Éramos tão felizes em 1995, quando António Guterres foi eleito primeiro-ministro. O mundo piorou bastante, disse ontem o novo secretário-geral das Nações Unidas na tomada de posse.
“Há 20 anos, quando prestei juramento como primeiro-ministro português, o mundo estava a surfar uma onda de otimismo”, lembrou Guterres para contrapor esses anos dourados ao estado atual das coisas. “Pensava-se que se viveria para sempre num mundo de prosperidade para todos.” Mas não. “O final da Guerra Fria não foi o fim da História. A História foi congelada e voltou com força renovada.”
Não foi um discurso otimista, o primeiro de Guterres como secretário-geral da ONU. Não podia ser. O mundo nunca foi um lugar pacífico, mas parecia mais fácil em 1995. “Os conflitos tornaram-se mais complexos e interligados do que antes. Foram feitas violações horríveis dos direitos humanos.” Guterres apontou “o terrorismo global, a instabilidade mais generalizada”, concedeu que “nos últimos 20 anos muitos indicadores sociais melhoraram e diminuiu o número de pessoas a viver abaixo da pobreza absoluta”, mas aconteceu a maior crise económica depois da Grande Depressão.
Foi assim, perante o olhar atento de Marcelo Rebelo de Sousa e de António Costa, que Guterres inaugurou o mandato de cinco anos – que começará formalmente no primeiro dia de 2017 – como secretário-geral daquela instituição, criada em 1945.
O antigo primeiro-ministro prometeu que, com a sua liderança, chega a “hora de mudar”. Numa mensagem claramente alicerçada na necessidade de os líderes mundiais porem a mão na consciência, Guterres falou numa cada vez maior e mais óbvia “incapacidade” da comunidade internacional e da própria ONU para impedir e prevenir os conflitos e a guerra, num mundo cada vez mais “complexo” e “fragmentado”. “Hoje, a paz não existe”, admitiu.
Guterres focou-se na necessidade do aumento da capacidade da ONU em matéria de prevenção de conflitos. Deu os exemplos do Sudão, da Síria e do conflito israelo-palestiniano como casos que espelham essa imprescindibilidade. O antigo primeiro-ministro prometeu igualmente “reformas profundas” na administração e gestão da ONU, nomeadamente nos procedimentos “excessivamente burocráticos”. O novo secretário-geral da organização defendeu que a atuação das Nações Unidas deve estar direcionada para os “resultados e não para os processos”, pelo que apelou ao apoio dos Estados-membros na liderança de uma reforma de “simplificação de procedimentos”.
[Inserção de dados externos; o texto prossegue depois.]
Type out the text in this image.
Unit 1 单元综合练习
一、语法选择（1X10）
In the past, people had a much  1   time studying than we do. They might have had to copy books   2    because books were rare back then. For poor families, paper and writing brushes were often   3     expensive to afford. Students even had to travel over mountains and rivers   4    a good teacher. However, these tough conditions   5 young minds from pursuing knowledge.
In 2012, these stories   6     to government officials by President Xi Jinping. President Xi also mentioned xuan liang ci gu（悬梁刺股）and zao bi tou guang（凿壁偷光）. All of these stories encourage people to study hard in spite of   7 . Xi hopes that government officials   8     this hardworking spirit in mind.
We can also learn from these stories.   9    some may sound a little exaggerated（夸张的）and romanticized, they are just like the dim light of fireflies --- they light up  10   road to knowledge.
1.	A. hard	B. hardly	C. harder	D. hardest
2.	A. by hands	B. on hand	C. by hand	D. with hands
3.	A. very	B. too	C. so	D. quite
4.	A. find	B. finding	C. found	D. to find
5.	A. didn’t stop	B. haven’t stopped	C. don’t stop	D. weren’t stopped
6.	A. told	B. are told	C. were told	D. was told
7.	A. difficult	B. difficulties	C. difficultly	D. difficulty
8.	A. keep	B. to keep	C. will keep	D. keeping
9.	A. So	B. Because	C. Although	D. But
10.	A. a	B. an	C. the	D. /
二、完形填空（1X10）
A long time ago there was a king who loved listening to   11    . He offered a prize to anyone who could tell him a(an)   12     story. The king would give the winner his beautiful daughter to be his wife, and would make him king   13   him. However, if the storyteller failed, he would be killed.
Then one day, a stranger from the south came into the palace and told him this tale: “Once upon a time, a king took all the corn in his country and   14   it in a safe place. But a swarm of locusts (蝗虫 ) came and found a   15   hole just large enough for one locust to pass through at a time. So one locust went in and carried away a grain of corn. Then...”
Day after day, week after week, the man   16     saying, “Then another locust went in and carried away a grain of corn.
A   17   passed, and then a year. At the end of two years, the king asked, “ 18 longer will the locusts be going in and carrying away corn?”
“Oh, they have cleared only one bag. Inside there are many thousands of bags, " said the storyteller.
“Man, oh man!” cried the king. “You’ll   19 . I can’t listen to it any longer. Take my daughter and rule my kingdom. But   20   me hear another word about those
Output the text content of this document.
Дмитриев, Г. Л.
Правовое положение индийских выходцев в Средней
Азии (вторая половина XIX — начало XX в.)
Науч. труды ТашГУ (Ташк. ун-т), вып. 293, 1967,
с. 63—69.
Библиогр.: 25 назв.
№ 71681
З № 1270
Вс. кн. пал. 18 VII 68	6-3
No seu discurso, Guterres deu importância central aos Acordos de Paris sobre as alterações climatéricas, para que o “mundo a ser herdado pelas crianças” se baseie nos valores da Carta das Nações Unidas – sobre a qual o ex-ministro pousou a sua mão esquerda, antes do discurso, jurando perante a assembleia “exercer com toda a lealdade, em consciência, todas as funções (…) confiadas enquanto secretário-geral da ONU”.
Interrogado sobre quais poderão ser as relações da ONU com o novo presidente americano, Guterres revelou-se cauteloso. Na conferência de imprensa a seguir ao discurso da tomada de posse, Guterres afirmou que “falar é a única forma de estabelecer confiança entre instituições. Só assim se consegue trabalhar”. Guterres registou que “os Estados Unidos mostraram vontade de cooperação neste desafio” de fazer da ONU uma organização “que seja um valor acrescentado para todos, principalmente para as principais potências, incluindo a que nos acolhe aqui em Nova Iorque”.
Na Síria, “é preciso acabar com a guerra que ninguém ganha”: “Hoje, nas guerras, não há vencedores. A crise da Síria é exemplo disso.” Será umas das prioridades imediatas: “A crise síria é absolutamente essencial e é crucial mobilizar os esforços para pôr em prática uma diplomacia para a paz”, afirmou Guterres, que diz ser necessário “criar pontes entre as partes envolvidas no conflito”. O novo secretário-geral comprometeu-se a ser “um mediador honesto”: “Só assim é possível.”